Lineage ingestion is at-least-once and cycle-safe; see the REST API reference.

Optional: writer-side transform (Defense-in-Depth)

For the Defense-in-Depth tier, the neksur-spark-policy library applies column transforms before bytes hit object storage — so masked/encrypted values are what actually get written, not just what gets read back.

Supported stack: Scala 2.12 · Spark 3.5 · Iceberg iceberg-spark-runtime-3.5_2.12 1.6.x · JDK 17. Pin the Iceberg runtime jar to the supported version — a mismatch silently disables write interception.

Silent — Catalyst extension (intercepts all governed writes):

spark-submit \
  --jars /path/to/neksur-spark-policy.jar \
  --conf spark.sql.extensions=com.neksur.spark.policy.NeksurEnforcementExtension \
  --conf spark.neksur.endpoint=https://neksur.example.com \
  --conf spark.neksur.token="$NEKSUR_TOKEN" \
  job.py

Explicit — SDK (opt-in per write):

import com.neksur.spark.policy.NeksurDataFrameWriter
new NeksurDataFrameWriter(df, "sales.orders").append()   // or overwrite / overwritePartitions / merge

Both frontends call the same transform library and are proven byte-identical by a CI parity gate.
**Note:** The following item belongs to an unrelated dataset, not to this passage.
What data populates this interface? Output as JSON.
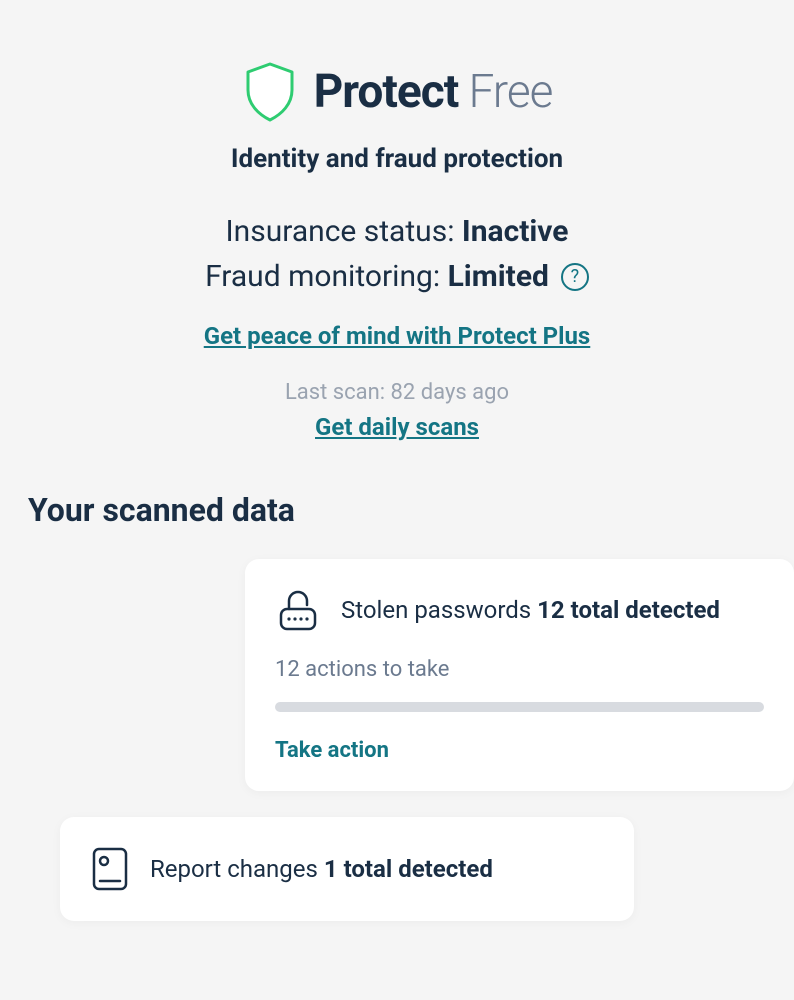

Both are fail-closed: if the transform plan can’t be fetched, the write aborts with a SparkException — no governed write proceeds without a successfully applied policy.

See Deployment → Spark integration for the operational details.

Troubleshooting

Symptom	Likely cause
`404` on commit	No `catalog_credentials` row for `{prefix}` in this tenant. Re-run `catalog discover` / register the credential.
`400` on commit	A namespace/table name doesn’t match `^[a-zA-Z0-9_-]+$`.
`401`	No principal — missing/empty bearer token or mTLS SAN.
`503` (sustained)	Policy engine unavailable (fail-closed). Check the gateway’s `commit_rejected_total{reason="policy_engine_unavailable"}` metric and the deploy runbook.
Writer-side `SparkException`	Transform-plan fetch failed (fail-closed), or an Iceberg runtime version mismatch.